Beim Verglich mit dem Film für die Top-1%-Einkommen fallen uns folgende Aspekte besonders auf:

  • Die Schweiz wird auch in diesem Film allgemein heller. Das heisst, dass die Steuerbelastung nicht nur auf hohen Einkommen sondern auch im mittleren Bereich tendenziell nachgelassen hat. Tatsächlich fiel die ungewichtete Durchschnittsbelastung über alle Gemeinden gerechnet von 8.2% im Jahr 1984 auf 5.0% im Jahr 2011. Bloss in 121 Gemeinden – das sind weniger als 5 Prozent – lag die Steuerbelastung 2011 höher als 1984.
  • Die durchschnittliche Steuerbelastung von Medianeinkommen ist ziemlich genau gleich stark gesunken wie jene von Top-1%-Einkommen, nämlich um gut 3 Prozentpunkte. In relativer Hinsicht haben die Medianeinkommen somit eine erheblich stärkere Entlastung erfahren als diejenigen im oberen Segment. Nochmals anders ausgedrückt: Die Progression der kantonalen Steuertarife hat eher zugenommen. Dies läuft der üblichen Sicht zuwider, dass der Steuerwettbewerb die Steuerprogression komprimiert.
  • Aus der Sicht eines Medianhaushalts präsentiert sich die Schweizerkarte ziemlich anders als aus derjenigen eines Top-1%-Haushalts. Wie unser erster Film zeigte, sind letztere vor allem und zunehmend in der Zentralschweiz gut bedient. Für die Median-Steuerzahler ist es umgekehrt: Die Schweiz ist am Rand eher heller als in der Mitte. Während der Kanton Zug im Durchschnitt auch für Medianeinkommen die tiefsten Steuersätze erhob, folgten auf den nächsten drei Plätzen Kantone an den Landesgrenzen, nämlich Genf, Graubünden und das Tessin. Die markantesten Steuersenkungen beobachten wir ebenfalls in eher unerwarteten Kantonen: Genf liegt mit einer durchschnittlichen Senkung um 8.7 Prozentpunkten klar an der Spitze, gefolgt von Basel-Land, Freiburg, Waadt, und Basel-Stadt.

Die Mittelschicht wurde hinsichtlich der Einkommenssteuern im Durchschnitt also entlastet, und dies prozentual noch stärker als die hohen Einkommen.

Allerdings gilt es für eine Gesamtschau der Steuerprogression, die Tarifverläufe nicht bloss innerhalb einzelner Gemeinden und Kantone zu verfolgen, sondern auch im Quervergleich und unter Einbezug der Immobilienpreise.

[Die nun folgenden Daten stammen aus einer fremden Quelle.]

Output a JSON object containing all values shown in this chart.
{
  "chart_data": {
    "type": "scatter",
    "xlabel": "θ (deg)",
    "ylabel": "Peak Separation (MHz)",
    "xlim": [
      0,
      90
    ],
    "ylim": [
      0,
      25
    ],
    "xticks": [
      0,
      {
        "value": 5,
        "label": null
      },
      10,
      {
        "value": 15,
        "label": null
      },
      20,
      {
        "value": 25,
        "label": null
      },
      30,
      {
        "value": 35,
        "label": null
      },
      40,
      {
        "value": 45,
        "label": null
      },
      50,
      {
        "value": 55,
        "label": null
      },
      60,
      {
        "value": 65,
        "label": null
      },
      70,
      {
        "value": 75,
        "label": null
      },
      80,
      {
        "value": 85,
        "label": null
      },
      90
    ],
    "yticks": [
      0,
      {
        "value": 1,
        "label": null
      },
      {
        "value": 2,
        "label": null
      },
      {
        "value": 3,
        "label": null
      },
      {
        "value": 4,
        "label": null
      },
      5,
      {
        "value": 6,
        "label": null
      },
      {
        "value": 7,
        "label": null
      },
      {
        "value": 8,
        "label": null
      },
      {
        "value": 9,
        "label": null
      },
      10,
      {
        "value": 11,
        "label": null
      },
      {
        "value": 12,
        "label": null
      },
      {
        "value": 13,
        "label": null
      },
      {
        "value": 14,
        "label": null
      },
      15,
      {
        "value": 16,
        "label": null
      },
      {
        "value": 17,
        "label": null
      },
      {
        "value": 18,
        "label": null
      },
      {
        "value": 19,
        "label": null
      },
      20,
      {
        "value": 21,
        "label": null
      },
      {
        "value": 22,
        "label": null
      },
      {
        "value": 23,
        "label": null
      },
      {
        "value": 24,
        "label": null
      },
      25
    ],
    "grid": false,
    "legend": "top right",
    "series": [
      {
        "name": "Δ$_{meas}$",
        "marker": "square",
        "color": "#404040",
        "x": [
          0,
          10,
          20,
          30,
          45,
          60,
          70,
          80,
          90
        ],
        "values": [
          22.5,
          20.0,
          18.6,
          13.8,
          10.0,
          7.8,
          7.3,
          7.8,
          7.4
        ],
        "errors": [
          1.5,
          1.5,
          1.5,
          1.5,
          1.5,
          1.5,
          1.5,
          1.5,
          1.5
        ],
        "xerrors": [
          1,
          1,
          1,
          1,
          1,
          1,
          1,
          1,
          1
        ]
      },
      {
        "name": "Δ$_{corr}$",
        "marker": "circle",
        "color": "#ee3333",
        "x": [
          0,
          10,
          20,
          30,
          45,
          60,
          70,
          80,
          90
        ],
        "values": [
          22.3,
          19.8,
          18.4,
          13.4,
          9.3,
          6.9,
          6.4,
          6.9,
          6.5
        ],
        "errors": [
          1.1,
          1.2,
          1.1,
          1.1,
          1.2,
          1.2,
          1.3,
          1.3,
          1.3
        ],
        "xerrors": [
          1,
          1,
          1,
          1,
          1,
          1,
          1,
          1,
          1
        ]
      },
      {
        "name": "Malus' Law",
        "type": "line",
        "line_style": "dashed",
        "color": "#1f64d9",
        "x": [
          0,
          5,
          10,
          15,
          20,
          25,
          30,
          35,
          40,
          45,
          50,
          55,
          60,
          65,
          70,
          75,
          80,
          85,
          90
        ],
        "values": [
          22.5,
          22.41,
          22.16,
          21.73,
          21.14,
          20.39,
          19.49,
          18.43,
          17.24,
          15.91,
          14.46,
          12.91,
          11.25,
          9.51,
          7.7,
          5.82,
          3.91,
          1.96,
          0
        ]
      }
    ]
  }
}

Die Steuersenkungen auf verschiedene Einkommensklassen waren  – wie der Vergleich unserer beiden Filme deutlich zeigt – geographisch unterschiedlich verteilt. Somit kann man nicht ausschliessen, dass das „Shopping für tiefe Steuern“ bei allgemein steigenden Hauspreisen über die Zeit einer immer schmäleren Einkommensschicht vorbehalten blieb, und die Einkommenssteuerprogression dadurch effektiv doch flacher wurde. Dieser Frage wollen wir als nächstes auf den Grund gehen.

One thought on “Steuern in der Schweiz: The Sequel

  1. Es dürfte technisch zu schwierig sein, aber gerade wenn man anfängt Steuerbelastungen unterschiedlicher Einkommen über die Zeit zu vergleichen, wäre es bestimmt interessant überlagernd zu sehen, wie sich die Realsteuern (Mehrwertsteuern, Tabaksteuern, Billetsteuern, Mineralölsteuern ect) verändern bzw. wann sie eingeführt wurden. Die Vermutung liegt auf der Hand, dass mit den Einkommenssteuererleichterungen einfach neue Realsteuern eingeführt wurden (was prozentual wieder die unteren Einkommen höher belasten würde).
    BTW danke für den informativen Film.